Танки лезли напролом. Несколько их уже горело или дымилось, но некоторые все же добрались до наших окопов. Мы встретили их гранатами и бутылками с зажигательной смесью. События понеслись вскачь: атаки, стоны раненых, хриплые команды и снова атаки…
До ночи полосу нашей обороны рвали фашистские снаряды, мины, бомбы, кромсали танковые гусеницы, прошивали очереди простых и трассирующих пуль, топтали кованые, на металлических шипах, сапоги. Мы держали оборону, пока были человеческие возможности и сверх этих возможностей. Вспоминать это с деталями и подробностями тяжело.
Сегодня на местах, овеянных славой сражений, стоят памятники и монументы, в городах горит Вечный огонь. А я бы ставил памятники и зажигал Вечный огонь и там, где наши люди умирали в безвестности, в окружении, в отступлении, где они героически погибали под напором превосходящих сил противника. Ведь победа складывается не только из подвигов в наступлении, но из стойкости каждого в отступлении, в беде!
На второй день боев мой взвод потерял почти всех бойцов и последний «максим». Я принял остатки нашего батальона. Став капитаном, Петр Игнатович Борисенко принял полк.
В сумерках третьего дня на лесной опушке собрались немногие уцелевшие бойцы и командиры нашего полка. Капитан Борисенко оглядел нас и с болью в голосе проговорил:
— Убитые похоронены. Тяжелораненых пришлось оставить местным жителям. По дорогам движутся войска противника, всем вместе нам через его боевые порядки не прорваться. Приказываю разбиться на мелкие группы и самостоятельно идти к линии фронта, на восток.
Петр Игнатович сделал паузу и заключил:
— Благодарю за службу Родине, дорогие товарищи!
Осенью сорок первого Шадрина и все, что с ней связано, стала для меня, моих однополчан главной жизненной высотой. И хотя наша дивизия была разбита, но битву мы не проиграли: мы выиграли время, обескровили врага и этим помогли защитникам Москвы.
Согласно приказу народного комиссара обороны СССР наша дивизия и все ее воины считаются входящими в состав действующей армии по 27 декабря 1941 года. Потом 298-ю стрелковую дивизию полного состава сформировали заново, и она начала боевой путь весной сорок второго, а через одиннадцать месяцев стала гвардейской.
Пролитая нами кровь в боях под Шадрицей осталась в гвардейском знамени дивизии, которая с честью пронесла его по полям сражений до победного мая сорок пятого года.
Глава шестая
Наташа едет в Париж
«Париж мой трепетный, далекая звезда. Надежда неугаснувшая наша…» Так писал в сорок втором Поль Элюар.

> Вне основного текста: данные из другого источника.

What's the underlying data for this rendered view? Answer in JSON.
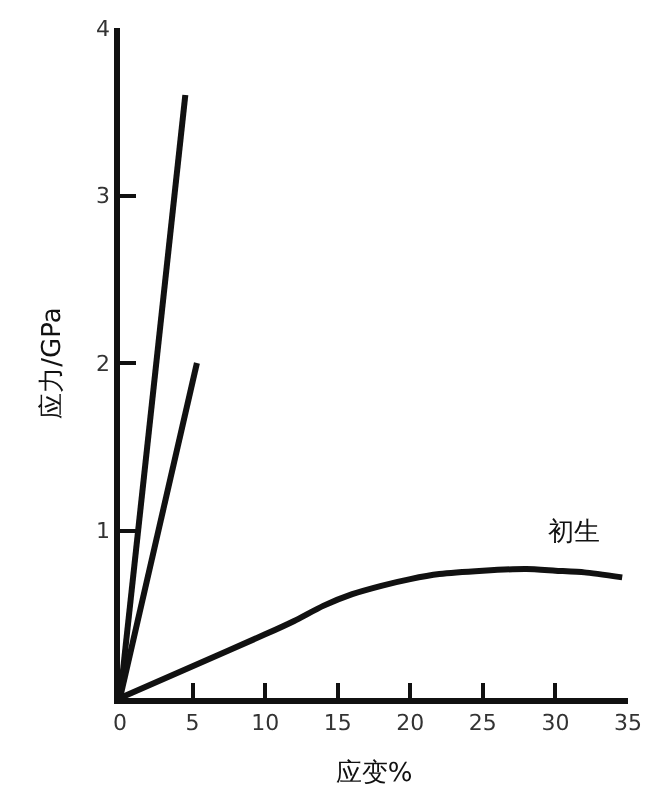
{
  "chart_data": {
    "type": "line",
    "xlabel": "应变%",
    "ylabel": "应力/GPa",
    "series": [
      {
        "color": "#111111",
        "x": [
          0,
          4.5
        ],
        "values": [
          0,
          3.6
        ]
      },
      {
        "color": "#111111",
        "x": [
          0,
          5.3
        ],
        "values": [
          0,
          2.0
        ]
      },
      {
        "name": "初生",
        "color": "#111111",
        "x": [
          0,
          5,
          10,
          12,
          14,
          16,
          18,
          20,
          22,
          25,
          28,
          30,
          32,
          34.6
        ],
        "values": [
          0,
          0.19,
          0.38,
          0.46,
          0.55,
          0.62,
          0.67,
          0.71,
          0.74,
          0.76,
          0.77,
          0.76,
          0.75,
          0.72
        ]
      }
    ],
    "xlim": [
      0,
      35
    ],
    "ylim": [
      0,
      4
    ],
    "xticks": [
      0,
      5,
      10,
      15,
      20,
      25,
      30,
      35
    ],
    "yticks": [
      {
        "value": 0,
        "label": null
      },
      1,
      2,
      3,
      4
    ],
    "legend": false,
    "marker": "none",
    "line_style": "solid"
  }
}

В сорок втором Париж был для нее далеким, как звезда, а Марсель — никем.
Куда и к кому она сегодня уезжает из Хойников, со своей Гомельщины? В Париж. К Марселю.
Зачем едет?
Этого она во всей полноте сказать не могла даже себе. «В гости, по вызову. На месяц». Да разве ж ездят на месяц в чужую незнакомую страну, к чужому человеку? Но ведь Марсель для нее не чужой. Он…
Кто же для нее он, парижский инженер-строитель Марсель Сози, известный зодчий и архитектор? Белорусский партизан. Она едет к товарищу по совместной борьбе.
А может, она уезжает к своей судьбе, и Париж будет для нее таким же своим, каким все настойчивее становится Марсель?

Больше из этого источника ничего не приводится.